Goldman Sachs’ Earnings Data Rally Should be Viewed as a Take-Profit Opportunity
October 16, 2024
Goldman Sachs (GS) shares rose 3.4% in premarket trading today, on Tuesday, October 15, after Q3 2024 results reliably beat Wall Street consensus on something that could be easy to predict — namely, higher net interest income.
Among the business groups reported, Global Banking & Markets sales included strong performance across the board — in equities and record quarterly net sales in fixed income, currencies and commodity financing. Asset and Wealth Management revenue benefited from record quarterly management fees and other received commissions. All in all, Q3 GAAP EPS was reported at $8.40, beating the consensus estimate of $6.92 but down from $8.62 in Q2 and $5.47 in Q3 last year. Total net sales rose to $12.7 billion, also beating median expectations of $11.8 billion, being flat sequentially and down from $11.8 billion a year ago.

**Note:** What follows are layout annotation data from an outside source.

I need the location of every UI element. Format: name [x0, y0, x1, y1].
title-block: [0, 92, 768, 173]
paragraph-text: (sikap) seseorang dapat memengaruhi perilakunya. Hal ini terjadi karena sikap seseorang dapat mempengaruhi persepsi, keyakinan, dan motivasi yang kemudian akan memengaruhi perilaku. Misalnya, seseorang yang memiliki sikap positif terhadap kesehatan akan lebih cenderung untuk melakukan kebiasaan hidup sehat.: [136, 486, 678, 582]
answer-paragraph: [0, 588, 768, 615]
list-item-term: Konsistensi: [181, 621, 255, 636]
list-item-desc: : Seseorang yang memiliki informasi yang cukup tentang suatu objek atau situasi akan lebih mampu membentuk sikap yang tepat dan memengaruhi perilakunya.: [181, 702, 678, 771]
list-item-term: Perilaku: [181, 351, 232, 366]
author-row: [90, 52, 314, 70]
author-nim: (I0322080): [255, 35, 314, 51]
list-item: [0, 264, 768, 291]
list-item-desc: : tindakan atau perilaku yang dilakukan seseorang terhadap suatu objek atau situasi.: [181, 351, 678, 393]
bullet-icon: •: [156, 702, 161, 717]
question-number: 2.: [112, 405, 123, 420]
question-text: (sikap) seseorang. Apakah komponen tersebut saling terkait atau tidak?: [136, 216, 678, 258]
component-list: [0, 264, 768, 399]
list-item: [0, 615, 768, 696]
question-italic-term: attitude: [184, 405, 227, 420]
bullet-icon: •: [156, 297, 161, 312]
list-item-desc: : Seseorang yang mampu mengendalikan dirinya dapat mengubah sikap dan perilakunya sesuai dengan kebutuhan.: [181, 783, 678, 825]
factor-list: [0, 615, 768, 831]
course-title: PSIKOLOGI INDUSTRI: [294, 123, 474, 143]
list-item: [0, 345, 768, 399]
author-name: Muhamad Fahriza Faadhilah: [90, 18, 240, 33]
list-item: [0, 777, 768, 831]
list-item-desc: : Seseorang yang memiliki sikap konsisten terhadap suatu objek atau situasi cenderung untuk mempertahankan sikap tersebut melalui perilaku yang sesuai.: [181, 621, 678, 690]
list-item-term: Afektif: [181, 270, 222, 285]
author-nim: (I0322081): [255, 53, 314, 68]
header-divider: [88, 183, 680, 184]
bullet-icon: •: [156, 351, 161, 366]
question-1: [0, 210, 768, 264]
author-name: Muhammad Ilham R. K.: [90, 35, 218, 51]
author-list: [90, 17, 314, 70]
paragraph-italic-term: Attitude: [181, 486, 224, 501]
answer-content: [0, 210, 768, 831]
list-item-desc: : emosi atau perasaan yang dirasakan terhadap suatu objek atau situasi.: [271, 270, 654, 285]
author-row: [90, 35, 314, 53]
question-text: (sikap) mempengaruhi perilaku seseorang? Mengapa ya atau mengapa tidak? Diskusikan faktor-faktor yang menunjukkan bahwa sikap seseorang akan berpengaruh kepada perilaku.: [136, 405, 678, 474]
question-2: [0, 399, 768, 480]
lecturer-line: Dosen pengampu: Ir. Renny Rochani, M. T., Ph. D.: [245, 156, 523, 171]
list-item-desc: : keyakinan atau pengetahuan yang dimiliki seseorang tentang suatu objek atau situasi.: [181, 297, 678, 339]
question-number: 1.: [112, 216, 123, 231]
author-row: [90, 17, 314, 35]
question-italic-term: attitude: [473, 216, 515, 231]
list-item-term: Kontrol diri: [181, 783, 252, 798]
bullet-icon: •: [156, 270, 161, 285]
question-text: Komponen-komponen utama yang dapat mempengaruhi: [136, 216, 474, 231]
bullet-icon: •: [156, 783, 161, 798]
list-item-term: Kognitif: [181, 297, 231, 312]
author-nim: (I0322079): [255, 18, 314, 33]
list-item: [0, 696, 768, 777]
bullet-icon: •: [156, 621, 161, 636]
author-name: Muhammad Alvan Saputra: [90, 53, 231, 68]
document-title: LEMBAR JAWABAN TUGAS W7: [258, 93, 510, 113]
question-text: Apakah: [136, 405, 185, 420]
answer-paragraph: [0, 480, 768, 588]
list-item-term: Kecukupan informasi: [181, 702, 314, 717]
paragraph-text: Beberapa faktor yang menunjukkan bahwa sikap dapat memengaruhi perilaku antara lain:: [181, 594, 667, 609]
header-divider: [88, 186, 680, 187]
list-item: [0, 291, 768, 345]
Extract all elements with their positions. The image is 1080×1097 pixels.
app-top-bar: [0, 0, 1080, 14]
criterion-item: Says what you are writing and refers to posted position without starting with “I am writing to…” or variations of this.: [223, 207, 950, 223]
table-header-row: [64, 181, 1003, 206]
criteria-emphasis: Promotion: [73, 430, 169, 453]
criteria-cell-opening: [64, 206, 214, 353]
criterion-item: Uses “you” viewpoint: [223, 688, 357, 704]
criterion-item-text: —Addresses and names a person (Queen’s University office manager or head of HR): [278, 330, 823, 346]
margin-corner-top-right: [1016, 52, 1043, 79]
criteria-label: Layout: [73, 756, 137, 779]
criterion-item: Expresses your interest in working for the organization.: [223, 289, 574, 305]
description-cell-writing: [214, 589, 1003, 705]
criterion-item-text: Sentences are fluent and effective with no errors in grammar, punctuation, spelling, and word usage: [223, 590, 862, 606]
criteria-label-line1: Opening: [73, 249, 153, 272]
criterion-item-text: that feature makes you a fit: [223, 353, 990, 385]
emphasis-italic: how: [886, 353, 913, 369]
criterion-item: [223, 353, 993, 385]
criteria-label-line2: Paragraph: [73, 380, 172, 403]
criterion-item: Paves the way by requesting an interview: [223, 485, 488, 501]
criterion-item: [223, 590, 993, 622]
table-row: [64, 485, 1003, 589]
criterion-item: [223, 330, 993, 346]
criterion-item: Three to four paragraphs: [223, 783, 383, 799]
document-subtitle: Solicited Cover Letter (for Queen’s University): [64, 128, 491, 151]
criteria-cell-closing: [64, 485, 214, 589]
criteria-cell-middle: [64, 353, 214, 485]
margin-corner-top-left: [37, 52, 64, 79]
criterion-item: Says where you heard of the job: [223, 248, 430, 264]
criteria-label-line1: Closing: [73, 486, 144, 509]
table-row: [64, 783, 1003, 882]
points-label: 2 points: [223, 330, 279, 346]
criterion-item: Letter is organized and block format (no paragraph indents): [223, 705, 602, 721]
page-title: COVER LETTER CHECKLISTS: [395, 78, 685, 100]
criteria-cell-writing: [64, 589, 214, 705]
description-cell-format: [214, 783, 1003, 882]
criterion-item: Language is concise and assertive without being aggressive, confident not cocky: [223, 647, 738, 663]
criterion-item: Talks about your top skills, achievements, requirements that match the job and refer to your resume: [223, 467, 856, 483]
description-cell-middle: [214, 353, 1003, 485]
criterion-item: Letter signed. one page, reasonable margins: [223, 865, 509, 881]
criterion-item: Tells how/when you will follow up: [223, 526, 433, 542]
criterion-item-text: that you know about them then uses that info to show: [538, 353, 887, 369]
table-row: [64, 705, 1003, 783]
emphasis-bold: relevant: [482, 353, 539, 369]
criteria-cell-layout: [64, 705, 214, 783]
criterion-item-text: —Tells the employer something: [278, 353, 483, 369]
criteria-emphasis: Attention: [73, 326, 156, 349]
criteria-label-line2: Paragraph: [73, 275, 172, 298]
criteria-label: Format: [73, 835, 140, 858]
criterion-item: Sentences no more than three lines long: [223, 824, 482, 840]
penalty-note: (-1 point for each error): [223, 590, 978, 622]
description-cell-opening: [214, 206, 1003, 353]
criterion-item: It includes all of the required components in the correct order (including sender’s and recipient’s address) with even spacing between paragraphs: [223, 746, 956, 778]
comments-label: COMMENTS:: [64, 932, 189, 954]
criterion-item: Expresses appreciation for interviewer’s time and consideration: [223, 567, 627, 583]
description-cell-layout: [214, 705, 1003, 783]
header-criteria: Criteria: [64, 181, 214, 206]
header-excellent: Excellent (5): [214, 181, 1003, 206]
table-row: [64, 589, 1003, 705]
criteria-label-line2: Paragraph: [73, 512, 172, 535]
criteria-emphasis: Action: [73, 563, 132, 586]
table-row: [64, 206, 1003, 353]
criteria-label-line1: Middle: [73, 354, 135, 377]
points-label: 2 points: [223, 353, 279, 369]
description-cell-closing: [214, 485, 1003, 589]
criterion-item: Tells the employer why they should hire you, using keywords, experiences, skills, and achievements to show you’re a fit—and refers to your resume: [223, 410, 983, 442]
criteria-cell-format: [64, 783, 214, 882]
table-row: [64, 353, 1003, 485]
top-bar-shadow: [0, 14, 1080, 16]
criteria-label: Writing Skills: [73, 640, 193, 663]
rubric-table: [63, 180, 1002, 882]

Q3 net interest income was $2.62 billion, exceeding consensus of $1.96 billion and increasing from $2.24 billion in Q2 to $1.55 billion in Q3 2023.
One item to worry about: Provisions for credit losses rose $3.6 million to $397 million, compared with the consensus estimate of $413.6 million, but notably up from $282 million in the previous quarter and just $7 million a year ago. At this point, GS stock should be rated as underperform until more reliable positive data comes out.